Hybrid search is the secret sauce for getting the best of both worlds in information retrieval, and LangChain makes it surprisingly straightforward to implement.
Let’s see it in action. Imagine you have a collection of documents and you want to find the most relevant ones for a query. Instead of relying on just keyword matching (like BM25) or just understanding the meaning of words (semantic search), hybrid search does both.
Here’s a simplified setup:
from langchain_community.vectorstores import Chroma
from langchain_community.embeddings import OpenAIEmbeddings
from langchain_core.runnables import RunnablePassthrough
from langchain_core.prompts import ChatPromptTemplate
from langchain_openai import ChatOpenAI
from langchain.retrievers import BM25Retriever
# Assume documents are already loaded and split into chunks
# For demonstration, let's create dummy documents
documents = [
"The quick brown fox jumps over the lazy dog.",
"A fast, agile fox leaps across a sleepy canine.",
"Natural language processing is a subfield of artificial intelligence.",
"Machine learning algorithms are used in NLP.",
"The lazy dog slept soundly in the sun.",
]
# 1. Set up Semantic Search (Vector Store)
embeddings = OpenAIEmbeddings()
vectorstore = Chroma.from_texts(documents, embeddings)
retriever_semantic = vectorstore.as_retriever(search_kwargs={"k": 3})
# 2. Set up BM25 Search
retriever_bm25 = BM25Retriever.from_documents(
[Document(page_content=doc) for doc in documents] # BM25Retriever expects Document objects
)
retriever_bm25.k = 3
# 3. Combine the retrievers
from langchain.retrievers import EnsembleRetriever
ensemble_retriever = EnsembleRetriever(
retrievers=[retriever_semantic, retriever_bm25],
weights=[0.5, 0.5] # Equal weight for both
)
# 4. Set up a simple chain to use the retriever
prompt = ChatPromptTemplate.from_template(
"Answer the question based on the following context:\n\n{context}\n\nQuestion: {question}"
)
model = ChatOpenAI()
def format_docs(docs):
return "\n\n".join(doc.page_content for doc in docs)
chain = (
{"context": ensemble_retriever | RunnablePassthrough() | format_docs, "question": RunnablePassthrough()}
| prompt
| model
)
# Example Query
query = "What animal is fast?"
response = chain.invoke(query)
print(response.content)
This code demonstrates the core idea: you create two independent retrievers – one for semantic similarity and one for keyword relevance – and then combine their results. The EnsembleRetriever is the key component here, allowing you to specify weights for each retriever, effectively controlling how much influence each type of search has on the final output.

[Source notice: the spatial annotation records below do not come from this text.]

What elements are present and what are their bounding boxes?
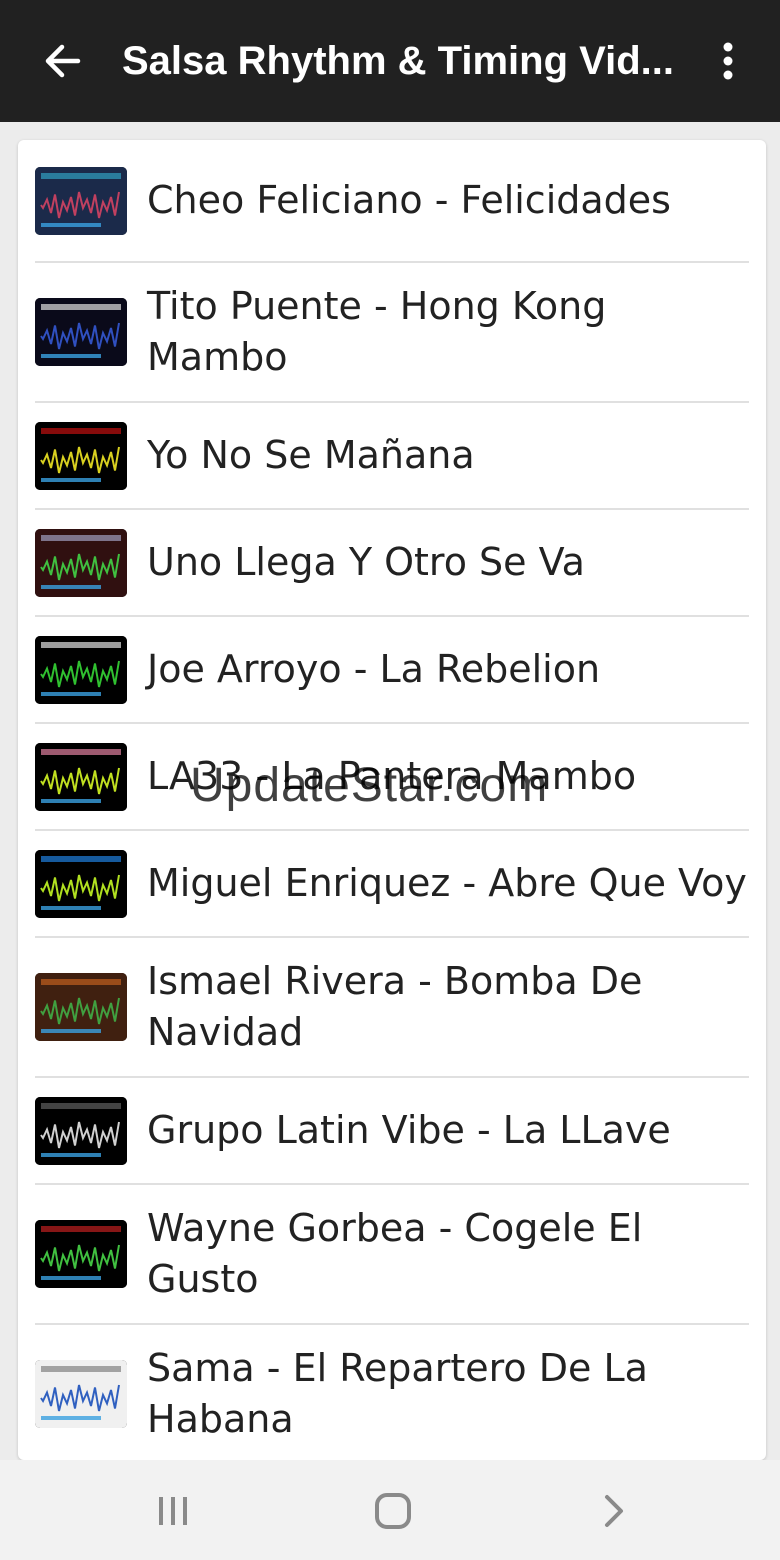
video-thumbnail [35,166,127,235]
video-thumbnail [35,635,127,704]
video-thumbnail [35,849,127,918]
video-thumbnail [35,528,127,597]
video-list: Cheo Feliciano - Felicidades Tito Puente … [35,140,749,1460]
video-thumbnail [35,1360,127,1428]
list-item-label: Tito Puente - Hong Kong Mambo [147,284,607,379]
list-item-label: Grupo Latin Vibe - La LLave [147,1108,671,1152]
list-item[interactable]: LA33 - La Pantera Mambo [35,724,749,831]
list-item[interactable]: Uno Llega Y Otro Se Va [35,510,749,617]
list-item[interactable]: Tito Puente - Hong Kong Mambo [35,263,749,403]
back-nav-button[interactable] [573,1476,653,1546]
list-item-label: Joe Arroyo - La Rebelion [147,647,601,691]
home-button[interactable] [353,1476,433,1546]
chevron-right-icon [605,1495,623,1527]
list-item-label: Cheo Feliciano - Felicidades [147,178,671,222]
list-item-label: Sama - El Repartero De La Habana [147,1346,648,1441]
more-options-button[interactable] [698,31,758,91]
list-item[interactable]: Cheo Feliciano - Felicidades [35,140,749,263]
list-item-label: Wayne Gorbea - Cogele El Gusto [147,1206,643,1301]
list-item[interactable]: Grupo Latin Vibe - La LLave [35,1078,749,1185]
recents-button[interactable] [133,1476,213,1546]
video-thumbnail [35,298,127,366]
list-item-label: Uno Llega Y Otro Se Va [147,540,585,584]
more-vertical-icon [723,42,733,80]
arrow-left-icon [45,44,81,78]
list-item[interactable]: Wayne Gorbea - Cogele El Gusto [35,1185,749,1325]
app-bar: Salsa Rhythm & Timing Vid... [0,0,780,122]
list-item-label: Miguel Enriquez - Abre Que Voy [147,861,747,905]
video-thumbnail [35,1220,127,1288]
list-item[interactable]: Ismael Rivera - Bomba De Navidad [35,938,749,1078]
list-item[interactable]: Joe Arroyo - La Rebelion [35,617,749,724]
list-item-label: Yo No Se Mañana [147,433,475,477]
list-item-label: LA33 - La Pantera Mambo [147,754,637,798]
list-item-label: Ismael Rivera - Bomba De Navidad [147,959,643,1054]
video-thumbnail [35,1096,127,1165]
video-thumbnail [35,421,127,490]
video-list-card: Cheo Feliciano - Felicidades Tito Puente … [18,140,766,1460]
recents-icon [159,1497,187,1525]
list-item[interactable]: Yo No Se Mañana [35,403,749,510]
video-thumbnail [35,742,127,811]
system-nav-bar [0,1460,780,1560]
back-button[interactable] [32,31,92,91]
video-thumbnail [35,973,127,1041]
home-icon [375,1493,411,1529]
page-title: Salsa Rhythm & Timing Vid... [122,38,674,83]
list-item[interactable]: Miguel Enriquez - Abre Que Voy [35,831,749,938]
list-item[interactable]: Sama - El Repartero De La Habana [35,1325,749,1460]
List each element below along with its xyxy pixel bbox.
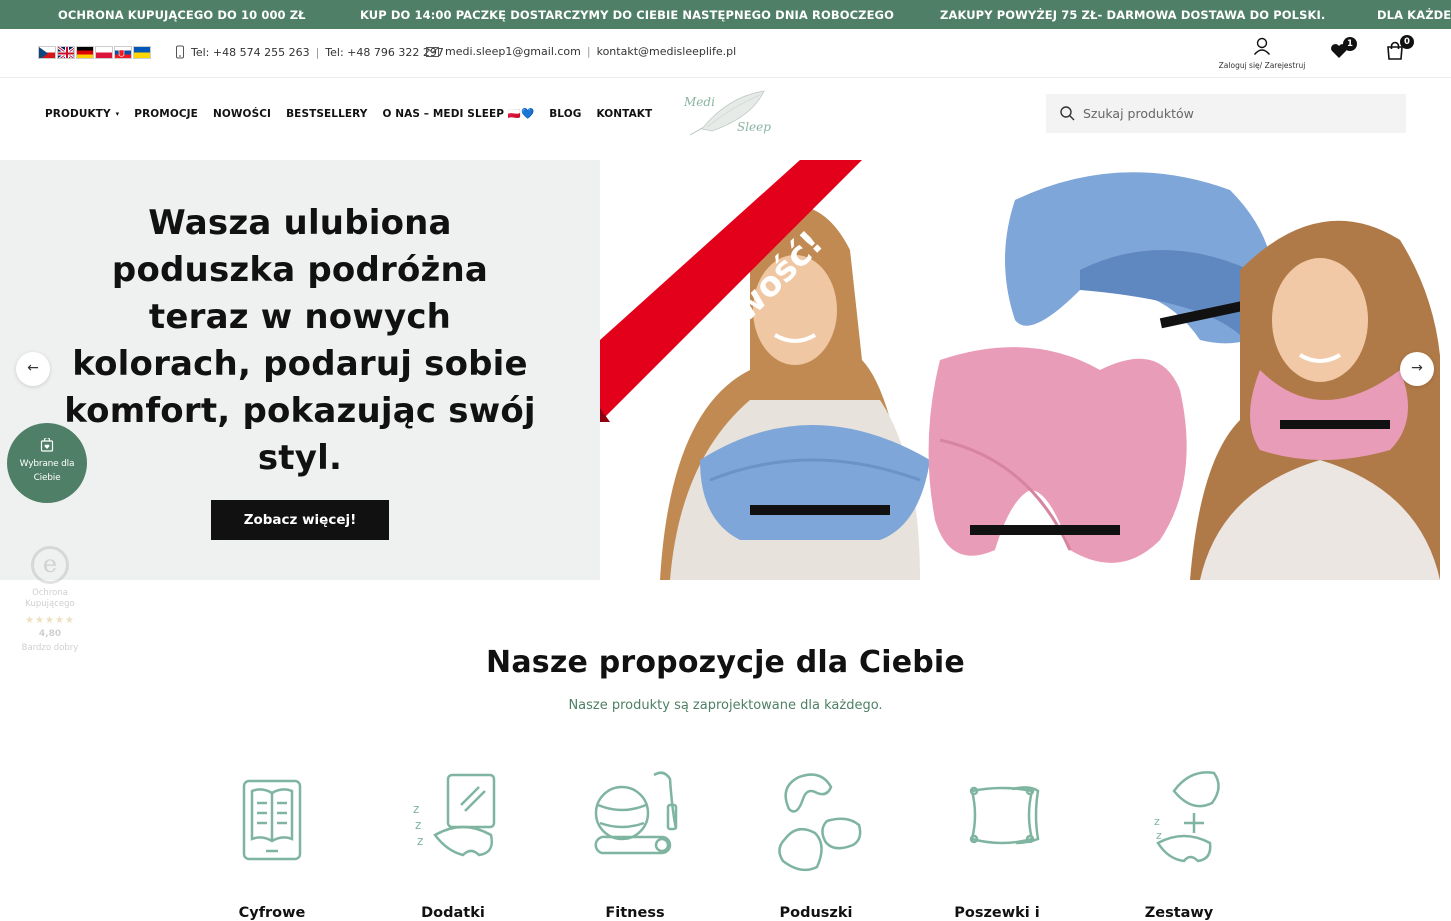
- pillow-pink: [928, 347, 1187, 563]
- logo-text-sleep: Sleep: [737, 120, 771, 134]
- wishlist-count-badge: 1: [1343, 37, 1357, 51]
- language-switcher: [38, 46, 151, 59]
- search-icon[interactable]: [1060, 106, 1075, 121]
- category-dodatki[interactable]: z z z Dodatki: [383, 765, 523, 921]
- phone-icon: [176, 45, 184, 59]
- svg-text:z: z: [1156, 829, 1162, 842]
- separator: |: [586, 45, 591, 58]
- separator: |: [315, 45, 320, 59]
- phone-1[interactable]: Tel: +48 574 255 263: [191, 46, 310, 59]
- hero-product-illustration: Nowość!: [600, 160, 1440, 580]
- svg-text:z: z: [413, 802, 419, 816]
- flag-de-icon[interactable]: [76, 46, 94, 59]
- trust-logo: e: [31, 546, 69, 584]
- picked-for-you-label: Wybrane dla Ciebie: [19, 459, 75, 483]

The problem hybrid search solves is the inherent limitation of each individual search method. Pure semantic search can sometimes miss highly specific keywords or jargon that aren’t well-represented in its embeddings. Conversely, pure keyword search (like BM25) can be very brittle; if a user’s query doesn’t use the exact keywords present in the document, even if the meaning is identical, the document might not be retrieved. Hybrid search bridges this gap by leveraging both approaches. The semantic search finds documents that are conceptually similar, while BM25 ensures that documents containing the precise terms are also considered.
Internally, when you query the ensemble_retriever, it sends the query to both the semantic retriever and the BM25 retriever. Each retriever returns its top-k results. The EnsembleRetriever then merges these results, re-ranking them based on the specified weights. For instance, with weights [0.5, 0.5], it might take the top results from each, score them based on a combined relevance score derived from their original scores and the weights, and then present the top N unique results. The weights parameter is your primary lever; adjusting it allows you to tune the balance. A higher weight for the semantic retriever will prioritize conceptual relevance, while a higher weight for BM25 will prioritize exact keyword matches.
Here’s a less obvious but mechanically crucial point: the BM25Retriever in LangChain, by default, expects Document objects, not plain strings. If you’re creating it from a list of strings, you need to wrap each string in a Document object, as shown in the example with [Document(page_content=doc) for doc in documents]. Failure to do this will result in a TypeError because the internal scoring mechanisms of BM25 rely on attributes of the Document object.
The next logical step is exploring more advanced ensemble strategies beyond simple weighted averaging, such as using different search_kwargs for each retriever or implementing custom re-ranking logic.